Physical Review Research (Sep 2022)
Rotation of complex ions with ninefold hydrogen coordination studied by quasielastic neutron scattering and first-principles molecular dynamics calculations
Abstract
Quasielastic neutron scattering (QENS) and neutron powder diffraction of the complex transition metal hydrides Li_{5}MoH_{11} and Li_{6}NbH_{11} were measured in a temperature range of 10–300 K to study their structures and dynamics, especially the dynamics of the hydrogen atoms. These hydrides contain unusual ninefold H-coordinated complex ions (MoH_{9}^{3−} or NbH_{9}^{4−}) and hydride ions (H^{−}). A QENS signal appeared >150 K due to the relaxation of H atoms. The intermediate scattering functions derived from the QENS spectra are well fitted by a stretched exponential function called the Kohlrausch-Williams-Watts functions with a small stretching exponent β ≈ 0.3–0.4, suggesting a wide relaxation time distribution.

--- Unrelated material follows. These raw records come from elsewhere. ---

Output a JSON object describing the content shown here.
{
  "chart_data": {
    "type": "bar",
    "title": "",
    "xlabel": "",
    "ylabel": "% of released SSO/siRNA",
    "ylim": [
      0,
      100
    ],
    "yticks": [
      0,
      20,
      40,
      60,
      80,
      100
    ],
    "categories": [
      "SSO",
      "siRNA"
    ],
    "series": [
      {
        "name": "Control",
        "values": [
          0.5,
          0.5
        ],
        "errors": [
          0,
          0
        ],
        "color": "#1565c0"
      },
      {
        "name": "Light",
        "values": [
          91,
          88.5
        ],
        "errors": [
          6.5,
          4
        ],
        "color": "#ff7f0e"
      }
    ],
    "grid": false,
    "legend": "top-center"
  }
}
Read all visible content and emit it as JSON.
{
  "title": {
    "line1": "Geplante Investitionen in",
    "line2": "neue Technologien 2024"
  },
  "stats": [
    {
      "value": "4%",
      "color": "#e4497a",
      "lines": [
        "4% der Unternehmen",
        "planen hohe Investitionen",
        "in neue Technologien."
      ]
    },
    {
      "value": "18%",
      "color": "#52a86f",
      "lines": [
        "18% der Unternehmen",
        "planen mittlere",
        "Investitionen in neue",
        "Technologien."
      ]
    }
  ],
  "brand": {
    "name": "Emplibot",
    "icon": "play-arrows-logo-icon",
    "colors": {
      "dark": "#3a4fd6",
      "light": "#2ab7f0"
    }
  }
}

The Q dependence of the elastic incoherent structure factor is reproduced by the rotational diffusion of MH_{9} (M=Mo or Nb) anions. The results are well supported by a van Hove analysis for the motion of H atoms obtained using first-principles molecular dynamics calculations. We conclude that the wide relaxation time distribution of the MH_{9} rotation is due to the positional disorder of the surrounding Li ions and a unique rotation with MH_{9} anion deformation (pseudorotation).